Now, imagine that he was grabbing power illegally from Congress, but he had an armed paramilitary backing him personally, with which he could threaten the Senate. That’s the kind of politics that you see in the region, and Hondurans wrote their constitution specifically to prevent that.
Rather than appointing a specific body of people who can be pressured personally and specifically, their constitution simply says that whoever breaks these particular anti-strongman laws is out of office, period. The lack of a formal trial process invariably means that the fight will boil out into the public sphere, involve the military, and make a real mess–but that’s a better outcome than to have a formal process that gets subverted, keeping the military, judiciary, etc., on a flimsy legal leash.
It’s sausage, it’s not pretty, but in this case, I think the constitution did what it was supposed to do in about the best way that you expect from the situation.
Are there any so-called “right-wing” dictatorships anymore? Would Egypt qualify? And don’t try to pin the nutjobs running the Islamic Republic or Iran on us.
On the other hand, look at the list of left-wing allies for The Magic Teleprompter to choose from and excuse: North Korea to China to Cuba to Bolivia to Venezuela to Vietnam to Zimbabwe to various parts of the Soviet Union, they all seem to claim to be on the Left.
It is too bad we don’t have such a feature in our own Constitution.

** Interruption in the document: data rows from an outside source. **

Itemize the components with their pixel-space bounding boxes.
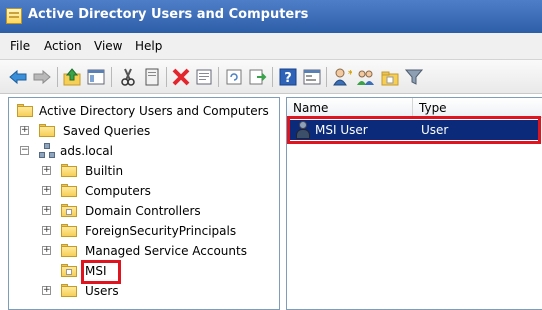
tree-item-label: Domain Controllers — [85, 204, 201, 218]
new-group-icon[interactable] — [356, 67, 376, 87]
tree-item-label: Saved Queries — [63, 124, 151, 138]
column-header-name[interactable]: Name — [287, 98, 413, 118]
console-root-icon — [17, 104, 33, 117]
console-icon[interactable] — [302, 67, 322, 87]
forward-arrow-icon[interactable] — [32, 67, 52, 87]
back-arrow-icon[interactable] — [8, 67, 28, 87]
copy-icon[interactable] — [142, 67, 162, 87]
filter-icon[interactable] — [404, 67, 424, 87]
title-bar: Active Directory Users and Computers — [0, 0, 542, 33]
folder-icon — [61, 244, 77, 257]
svg-text:*: * — [348, 69, 352, 80]
tree-item-label: ads.local — [60, 144, 113, 158]
new-ou-icon[interactable] — [380, 67, 400, 87]
ou-folder-icon — [61, 264, 77, 277]
tree-item-label: Users — [85, 284, 119, 298]
tree-item-ads-local[interactable]: − ads.local — [9, 141, 279, 161]
toolbar-separator — [111, 67, 112, 87]
column-header-type[interactable]: Type — [413, 98, 542, 118]
expand-icon[interactable]: + — [42, 186, 51, 195]
tree-root[interactable]: Active Directory Users and Computers — [9, 101, 279, 121]
expand-icon[interactable]: + — [42, 246, 51, 255]
tree-root-label: Active Directory Users and Computers — [39, 104, 269, 118]
expand-icon[interactable]: + — [42, 206, 51, 215]
tree-item-foreign-security-principals[interactable]: + ForeignSecurityPrincipals — [9, 221, 279, 241]
folder-icon — [61, 164, 77, 177]
tree-item-label: Managed Service Accounts — [85, 244, 247, 258]
expand-icon[interactable]: + — [42, 166, 51, 175]
toolbar-separator — [272, 67, 273, 87]
tree-item-msi[interactable]: MSI — [9, 261, 279, 281]
menu-view[interactable]: View — [94, 39, 122, 53]
folder-icon — [39, 124, 55, 137]
folder-icon — [61, 184, 77, 197]
up-folder-icon[interactable] — [62, 67, 82, 87]
show-tree-icon[interactable] — [86, 67, 106, 87]
highlight-box — [81, 260, 121, 284]
tree-item-saved-queries[interactable]: + Saved Queries — [9, 121, 279, 141]
folder-icon — [61, 224, 77, 237]
list-pane[interactable]: Name Type MSI User User — [286, 97, 542, 310]
delete-icon[interactable] — [171, 67, 191, 87]
ou-folder-icon — [61, 204, 77, 217]
tree-item-managed-service-accounts[interactable]: + Managed Service Accounts — [9, 241, 279, 261]
new-user-icon[interactable]: * — [332, 67, 354, 87]
highlight-box — [287, 116, 541, 144]
expand-icon[interactable]: + — [42, 286, 51, 295]
tree-item-label: Builtin — [85, 164, 124, 178]
expand-icon[interactable]: + — [42, 226, 51, 235]
domain-icon — [39, 143, 55, 159]
app-icon — [6, 8, 22, 24]
cut-icon[interactable] — [118, 67, 138, 87]
properties-icon[interactable] — [194, 67, 214, 87]
toolbar-separator — [218, 67, 219, 87]
tree-item-users[interactable]: + Users — [9, 281, 279, 301]
column-header-label: Type — [419, 101, 447, 115]
menu-action[interactable]: Action — [44, 39, 82, 53]
expand-icon[interactable]: + — [20, 126, 29, 135]
help-icon[interactable]: ? — [278, 67, 298, 87]
menu-bar: File Action View Help — [0, 33, 542, 60]
tree-item-builtin[interactable]: + Builtin — [9, 161, 279, 181]
window-title: Active Directory Users and Computers — [28, 7, 309, 22]
tree-item-label: ForeignSecurityPrincipals — [85, 224, 237, 238]
folder-icon — [61, 284, 77, 297]
export-list-icon[interactable] — [248, 67, 268, 87]
toolbar-separator — [326, 67, 327, 87]
collapse-icon[interactable]: − — [20, 146, 29, 155]
tree-item-label: Computers — [85, 184, 151, 198]
refresh-icon[interactable] — [224, 67, 244, 87]
menu-file[interactable]: File — [10, 39, 30, 53]
svg-text:?: ? — [284, 71, 292, 86]
tree-item-computers[interactable]: + Computers — [9, 181, 279, 201]
toolbar: ? * — [0, 60, 542, 94]
tree-item-domain-controllers[interactable]: + Domain Controllers — [9, 201, 279, 221]
toolbar-separator — [166, 67, 167, 87]
column-header-label: Name — [293, 101, 329, 115]
toolbar-separator — [57, 67, 58, 87]
menu-help[interactable]: Help — [135, 39, 162, 53]
tree-pane[interactable]: Active Directory Users and Computers + S… — [8, 97, 280, 310]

O’Bama would be out of power already, since he’s been ruling as if no such document exists.
The ignorant MSM went down the same trail in calling this a coup. They believe anything he tells them until beaten severely with the cluebat and many not even then.
Our impeachment process would work fine if the population understood and appreciated the founding principles. So where’s the problem? Education. I’ve read many times that the way we [don’t] educate our children should be considered an act of war against this country.
The cluebat used to work on journalists. What happened and when?
I said somewhere in Volokhville that our impeachment process is like Romeo being tried by a jury of Montagues and Capulets. Socrates had a more impartial jury.
“The lack of a formal trial process invariably means that the fight will boil out into the public sphere, involve the military, and make a real mess–but that’s a better outcome than to have a formal process that gets subverted, keeping the military, judiciary, etc., on a flimsy legal leash.”
The founders were concerned about having too much gov’t with direct control of the military. They were very concerned about generals becoming dictators. So, they chose a more gentlemanly path to resolve dispute.
I agree that in Honduras’s situation the supreme court made a prudent swift decision to put the military into full use. If it is going to be used in any capacity it should be at times used to its fullest capacity.
I will add that the founders did think that the Constitution ended up giving too much power to the executive from the very get go.
Lincoln was one of the first presidents to really use implied powers to make sweeping changes to the power structure of the executive federal office.
People in the MSM keep telling Obama that he is so much just like Lincoln. I am afraid that Obama only recognizes how Lincoln transformed the executive office’s power structure. He wants to, in his own way, adopt some of those expansion of authority ideals. Just look at the car industry and financial sectors to name a few examples.